Apart from making the market more attractive for issuers and market makers, the industry players are considering whether ETFs can be used as an underlying asset for securities lending, and whether to allow day trading of ETFs? “We don’t see that as a problem,” says Fan.

At the moment, in China ETFs represent around 1% of daily trading. In Taiwan it is even less. Julian Liu, president and CEO at Taiwanese group Polaris says ETF business has been best when markets are booming: “In a bull market, the arbitrage is especially attractive. We can use short selling too, so the asset management company has an advantage in terms of asset retention.”  In Taiwan, ETFs can also be used for securities lending.

“Investors want to know what are the benefits to using an ETF,” says Liu. “So we explain how they are a good tool for arbitrage.

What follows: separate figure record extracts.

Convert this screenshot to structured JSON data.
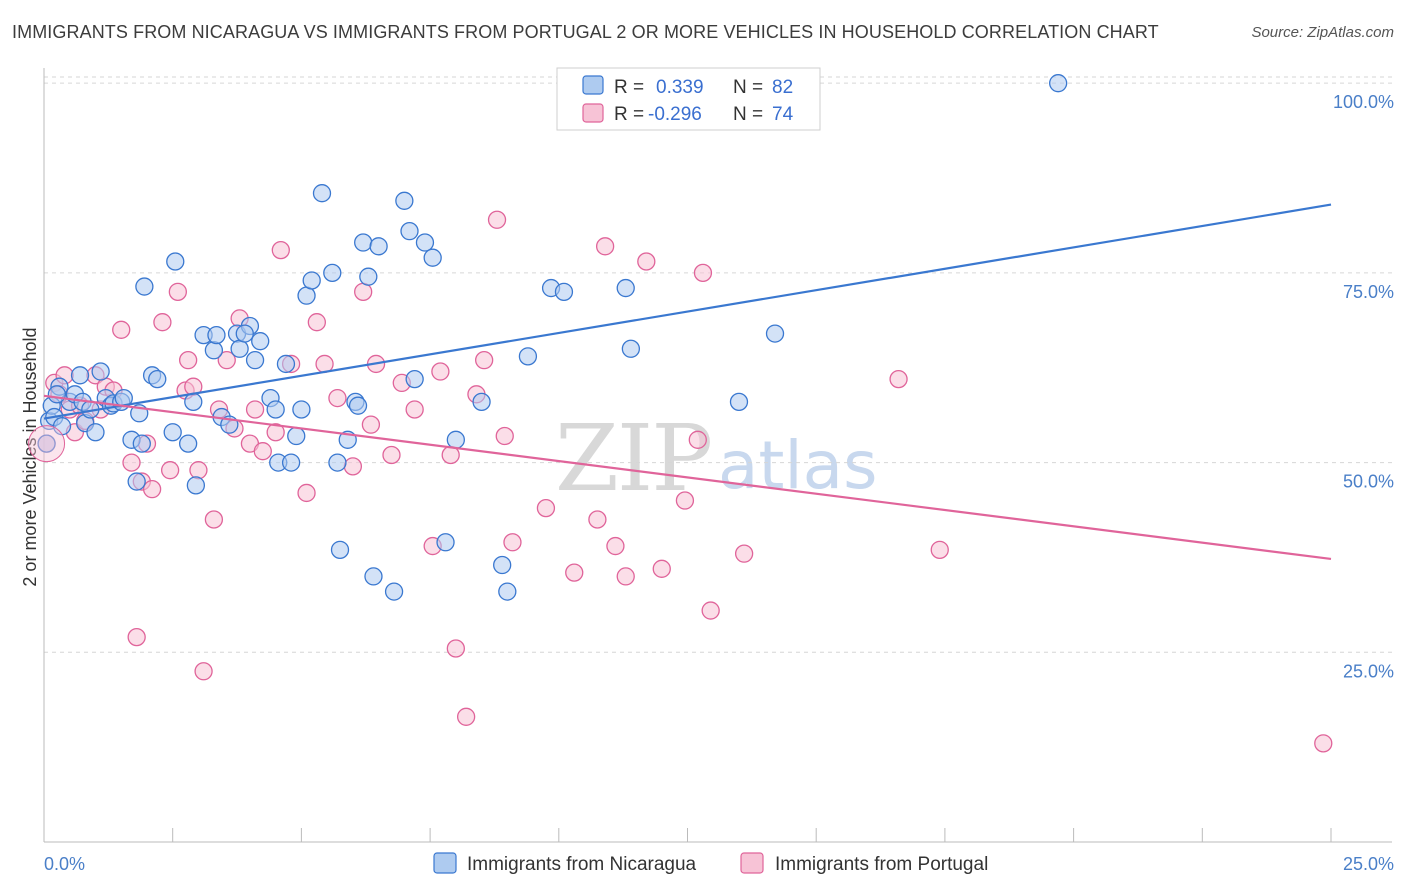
{
  "title": "IMMIGRANTS FROM NICARAGUA VS IMMIGRANTS FROM PORTUGAL 2 OR MORE VEHICLES IN HOUSEHOLD CORRELATION CHART",
  "source": "Source: ZipAtlas.com",
  "watermark": {
    "part1": "ZIP",
    "part2": "atlas"
  },
  "colors": {
    "blue": "#3a78d0",
    "blue_fill": "#aecbf0",
    "pink": "#e0649a",
    "pink_fill": "#f7c3d6",
    "grid": "#d6d6d6",
    "tick_text": "#4a7fc8"
  },
  "legend": {
    "r_label": "R =",
    "n_label": "N =",
    "rows": [
      {
        "r": "0.339",
        "n": "82"
      },
      {
        "r": "-0.296",
        "n": "74"
      }
    ]
  },
  "chart_data": {
    "type": "scatter",
    "title": "IMMIGRANTS FROM NICARAGUA VS IMMIGRANTS FROM PORTUGAL 2 OR MORE VEHICLES IN HOUSEHOLD CORRELATION CHART",
    "xlabel": "",
    "ylabel": "2 or more Vehicles in Household",
    "xlim": [
      0,
      25
    ],
    "ylim": [
      0,
      102
    ],
    "x_tick_labels": [
      "0.0%",
      "25.0%"
    ],
    "y_ticks": [
      25,
      50,
      75,
      100
    ],
    "y_tick_labels": [
      "25.0%",
      "50.0%",
      "75.0%",
      "100.0%"
    ],
    "grid": true,
    "series": [
      {
        "name": "Immigrants from Nicaragua",
        "r": 0.339,
        "n": 82,
        "trend": {
          "x0": 0,
          "y0": 55.8,
          "x1": 25,
          "y1": 84.0
        },
        "points": [
          [
            0.05,
            52.5
          ],
          [
            0.1,
            55.5
          ],
          [
            0.15,
            57.5
          ],
          [
            0.2,
            56.0
          ],
          [
            0.3,
            60.0
          ],
          [
            0.35,
            54.8
          ],
          [
            0.5,
            58.0
          ],
          [
            0.6,
            59.0
          ],
          [
            0.7,
            61.5
          ],
          [
            0.75,
            58.0
          ],
          [
            0.8,
            55.2
          ],
          [
            0.9,
            57.0
          ],
          [
            1.0,
            54.0
          ],
          [
            1.2,
            58.5
          ],
          [
            1.3,
            57.5
          ],
          [
            1.35,
            57.8
          ],
          [
            1.5,
            58.0
          ],
          [
            1.55,
            58.5
          ],
          [
            1.7,
            53.0
          ],
          [
            1.8,
            47.5
          ],
          [
            1.85,
            56.5
          ],
          [
            1.9,
            52.5
          ],
          [
            1.95,
            73.2
          ],
          [
            2.1,
            61.5
          ],
          [
            2.2,
            61.0
          ],
          [
            2.5,
            54.0
          ],
          [
            2.55,
            76.5
          ],
          [
            2.8,
            52.5
          ],
          [
            2.9,
            58.0
          ],
          [
            2.95,
            47.0
          ],
          [
            3.1,
            66.8
          ],
          [
            3.3,
            64.8
          ],
          [
            3.35,
            66.8
          ],
          [
            3.45,
            56.0
          ],
          [
            3.6,
            55.0
          ],
          [
            3.75,
            67.0
          ],
          [
            3.8,
            65.0
          ],
          [
            4.0,
            68.0
          ],
          [
            4.1,
            63.5
          ],
          [
            4.2,
            66.0
          ],
          [
            4.4,
            58.5
          ],
          [
            4.5,
            57.0
          ],
          [
            4.55,
            50.0
          ],
          [
            4.7,
            63.0
          ],
          [
            4.8,
            50.0
          ],
          [
            4.9,
            53.5
          ],
          [
            5.0,
            57.0
          ],
          [
            5.1,
            72.0
          ],
          [
            5.2,
            74.0
          ],
          [
            5.4,
            85.5
          ],
          [
            5.6,
            75.0
          ],
          [
            5.7,
            50.0
          ],
          [
            5.75,
            38.5
          ],
          [
            5.9,
            53.0
          ],
          [
            6.05,
            58.0
          ],
          [
            6.2,
            79.0
          ],
          [
            6.3,
            74.5
          ],
          [
            6.4,
            35.0
          ],
          [
            6.5,
            78.5
          ],
          [
            6.8,
            33.0
          ],
          [
            7.0,
            84.5
          ],
          [
            7.1,
            80.5
          ],
          [
            7.2,
            61.0
          ],
          [
            7.4,
            79.0
          ],
          [
            7.55,
            77.0
          ],
          [
            7.8,
            39.5
          ],
          [
            8.0,
            53.0
          ],
          [
            8.5,
            58.0
          ],
          [
            8.9,
            36.5
          ],
          [
            9.0,
            33.0
          ],
          [
            9.4,
            64.0
          ],
          [
            9.85,
            73.0
          ],
          [
            10.1,
            72.5
          ],
          [
            11.3,
            73.0
          ],
          [
            11.4,
            65.0
          ],
          [
            13.5,
            58.0
          ],
          [
            14.2,
            67.0
          ],
          [
            19.7,
            100.0
          ],
          [
            0.25,
            59.0
          ],
          [
            1.1,
            62.0
          ],
          [
            3.9,
            67.0
          ],
          [
            6.1,
            57.5
          ]
        ]
      },
      {
        "name": "Immigrants from Portugal",
        "r": -0.296,
        "n": 74,
        "trend": {
          "x0": 0,
          "y0": 58.8,
          "x1": 25,
          "y1": 37.3
        },
        "points": [
          [
            0.05,
            52.5
          ],
          [
            0.2,
            60.5
          ],
          [
            0.3,
            59.0
          ],
          [
            0.4,
            61.5
          ],
          [
            0.5,
            57.0
          ],
          [
            0.6,
            54.0
          ],
          [
            0.7,
            57.5
          ],
          [
            0.8,
            55.5
          ],
          [
            1.0,
            61.5
          ],
          [
            1.1,
            57.0
          ],
          [
            1.2,
            60.0
          ],
          [
            1.35,
            59.5
          ],
          [
            1.5,
            67.5
          ],
          [
            1.7,
            50.0
          ],
          [
            1.8,
            27.0
          ],
          [
            1.9,
            47.5
          ],
          [
            2.0,
            52.5
          ],
          [
            2.1,
            46.5
          ],
          [
            2.3,
            68.5
          ],
          [
            2.45,
            49.0
          ],
          [
            2.6,
            72.5
          ],
          [
            2.75,
            59.5
          ],
          [
            2.9,
            60.0
          ],
          [
            3.0,
            49.0
          ],
          [
            3.1,
            22.5
          ],
          [
            3.3,
            42.5
          ],
          [
            3.4,
            57.0
          ],
          [
            3.55,
            63.5
          ],
          [
            3.7,
            54.5
          ],
          [
            3.8,
            69.0
          ],
          [
            4.0,
            52.5
          ],
          [
            4.1,
            57.0
          ],
          [
            4.25,
            51.5
          ],
          [
            4.5,
            54.0
          ],
          [
            4.6,
            78.0
          ],
          [
            4.8,
            63.0
          ],
          [
            5.1,
            46.0
          ],
          [
            5.3,
            68.5
          ],
          [
            5.45,
            63.0
          ],
          [
            5.7,
            58.5
          ],
          [
            6.0,
            49.5
          ],
          [
            6.2,
            72.5
          ],
          [
            6.35,
            55.0
          ],
          [
            6.45,
            63.0
          ],
          [
            6.75,
            51.0
          ],
          [
            6.95,
            60.5
          ],
          [
            7.2,
            57.0
          ],
          [
            7.55,
            39.0
          ],
          [
            7.7,
            62.0
          ],
          [
            7.9,
            51.0
          ],
          [
            8.0,
            25.5
          ],
          [
            8.2,
            16.5
          ],
          [
            8.4,
            59.0
          ],
          [
            8.55,
            63.5
          ],
          [
            8.8,
            82.0
          ],
          [
            8.95,
            53.5
          ],
          [
            9.1,
            39.5
          ],
          [
            9.75,
            44.0
          ],
          [
            10.3,
            35.5
          ],
          [
            10.75,
            42.5
          ],
          [
            10.9,
            78.5
          ],
          [
            11.1,
            39.0
          ],
          [
            11.3,
            35.0
          ],
          [
            11.7,
            76.5
          ],
          [
            12.0,
            36.0
          ],
          [
            12.45,
            45.0
          ],
          [
            12.7,
            53.0
          ],
          [
            12.8,
            75.0
          ],
          [
            12.95,
            30.5
          ],
          [
            13.6,
            38.0
          ],
          [
            16.6,
            61.0
          ],
          [
            17.4,
            38.5
          ],
          [
            24.85,
            13.0
          ],
          [
            2.8,
            63.5
          ]
        ]
      }
    ]
  }
}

The premium is often 10% higher in China, so this is a way for approved entities to participate. Cross-border listing also creates a currency arbitrage. We see this in Hong Kong where the dollar peg presents a window for arbitrage, because there is one hour overlap between Hong Kong and Taiwan trading.”

Overall, Liu says Taiwanese ETF traders have suffered in the last two years because most investors want to buy individual securities. Stock futures and warrants are a particular focus.  “Investors want a comprehensive service, which would eat into our profits on the ETFs. In Taiwan and China, there are not very many issuers, so we don’t have the scale to create a viable market. We need more unique products. But education of investors is the most important thing.

“For institutional investors,  the challenge is how can we make the product more attractive to them. Otherwise it will take a long time for them to embrace the market.”

He added that the market needs to work together to create a common benchmark system.

Eric Chen, senior vice president at the Taiwan Stock Exchange agrees: “We can be optimistic for ETFs; the potential in China is huge once we can have foreign firms provide ETFs and when the QFII program is more effective. There will be A share ETFs selling in Taiwan very soon. Regulatory issues are being solved, so we hope to add 30-50 ETFs in the foreseeable future.”